As he filed out of the gymnasium he took one last look at Tara, his wife, the love he’d always wanted and never dared believe he could handle. She smiled, nodding encouragingly. He winked. She rolled her eyes playfully.
He turned his smile back toward the neck of the soldier in front of him. He couldn’t wait to leave. The sooner he got off the ground, the sooner he could start counting down the days until he came home. Because for the first time in his life, there was someone waiting for him.
He recalled that fateful roulette spin almost a year ago.

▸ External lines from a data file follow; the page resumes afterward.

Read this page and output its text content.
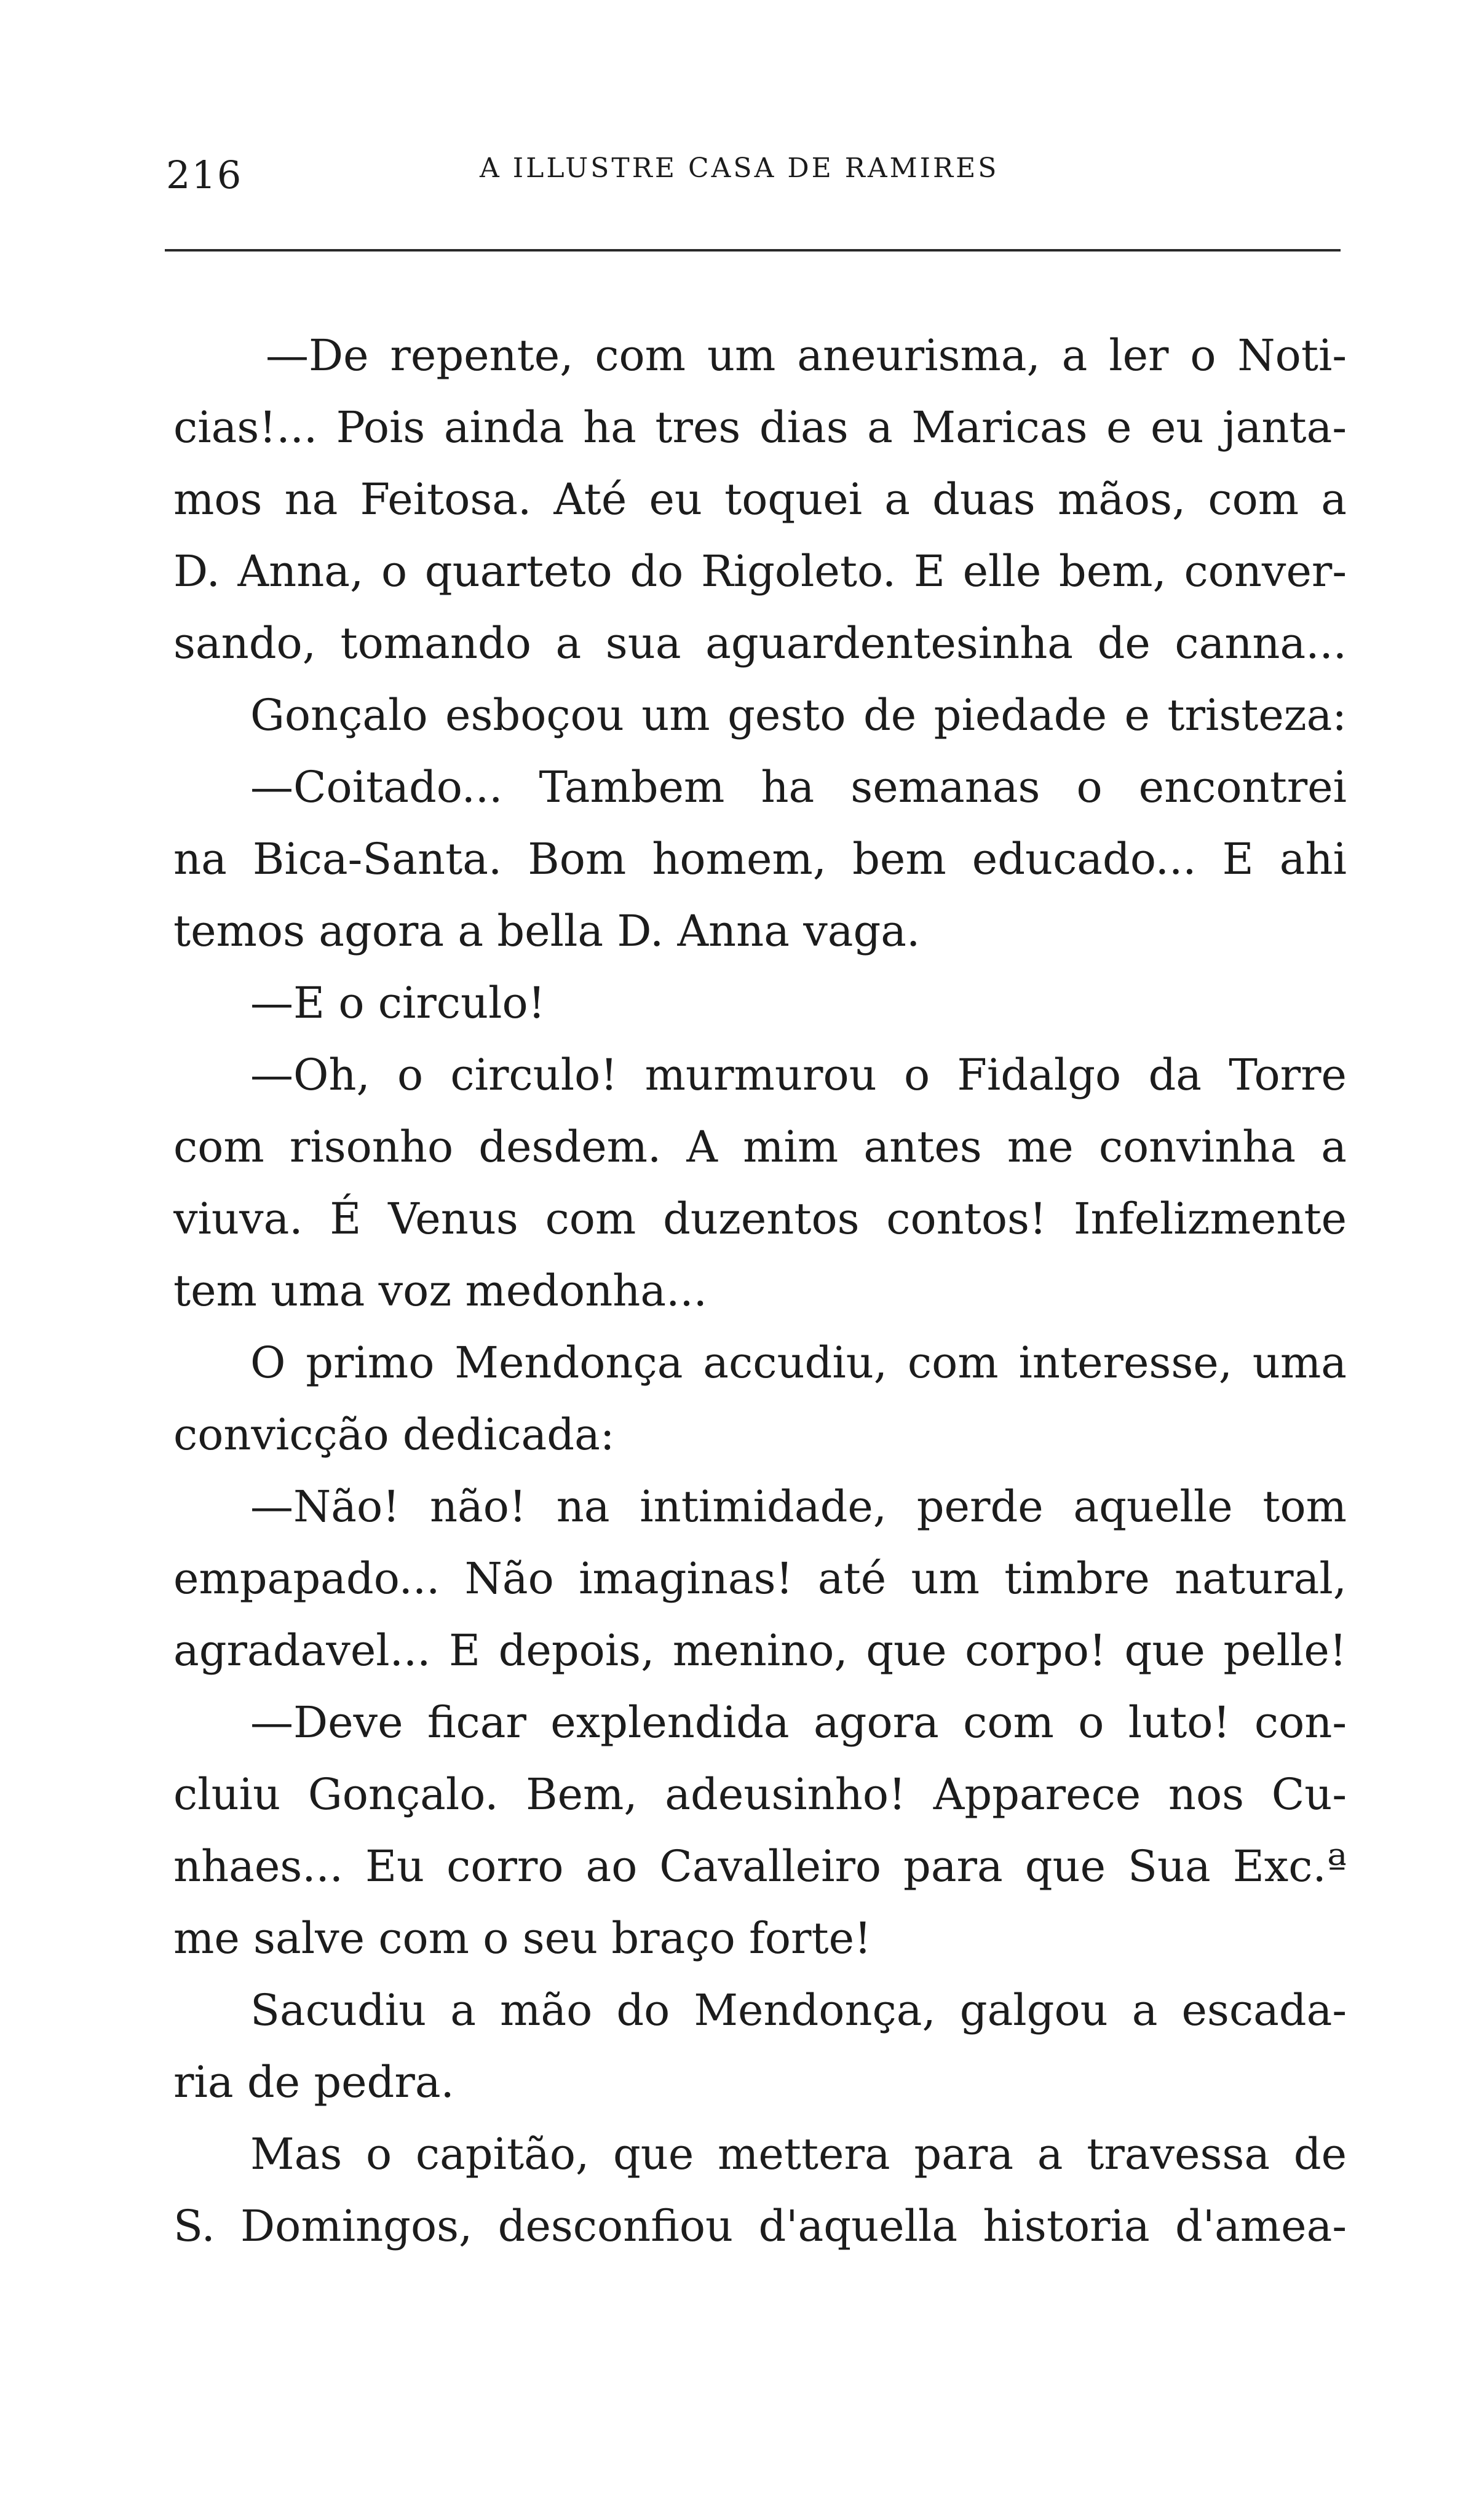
216	A ILLUSTRE CASA DE RAMIRES
—De repente, com um aneurisma, a ler o Noti-
cias!... Pois ainda ha tres dias a Maricas e eu janta-
mos na Feitosa. Até eu toquei a duas mãos, com a
D. Anna, o quarteto do Rigoleto. E elle bem, conver-
sando, tomando a sua aguardentesinha de canna...
Gonçalo esboçou um gesto de piedade e tristeza:
—Coitado... Tambem ha semanas o encontrei
na Bica-Santa. Bom homem, bem educado... E ahi
temos agora a bella D. Anna vaga.
—E o circulo!
—Oh, o circulo! murmurou o Fidalgo da Torre
com risonho desdem. A mim antes me convinha a
viuva. É Venus com duzentos contos! Infelizmente
tem uma voz medonha...
O primo Mendonça accudiu, com interesse, uma
convicção dedicada:
—Não! não! na intimidade, perde aquelle tom
empapado... Não imaginas! até um timbre natural,
agradavel... E depois, menino, que corpo! que pelle!
—Deve ficar explendida agora com o luto! con-
cluiu Gonçalo. Bem, adeusinho! Apparece nos Cu-
nhaes... Eu corro ao Cavalleiro para que Sua Exc.ª
me salve com o seu braço forte!
Sacudiu a mão do Mendonça, galgou a escada-
ria de pedra.
Mas o capitão, que mettera para a travessa de
S. Domingos, desconfiou d'aquella historia d'amea-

It must’ve been nearing six o’clock in the morning, and the casino was practically empty, the slot machines beeping and blinking unheeded. They staggered and weaved between the unoccupied poker tables until he backed into the roulette wheel, earning a dark look from the croupier. She maintained her bored expression as Tara cajoled him to make a bet, opening her wallet to see how much she had left to put down.
He plucked it from her hand and dropped it back in the bag. “Those aren’t the kind of stakes I’m interested in.”
She arched a challenging brow. “What did you have in mind?”
He put the five-dollar minimum bet on the table, his eyes never leaving hers. “Let’s make a bet, sugar. If this lands on green, we get married.”
The humor drained from her face. She stood straighter, lifting her chin. She nodded.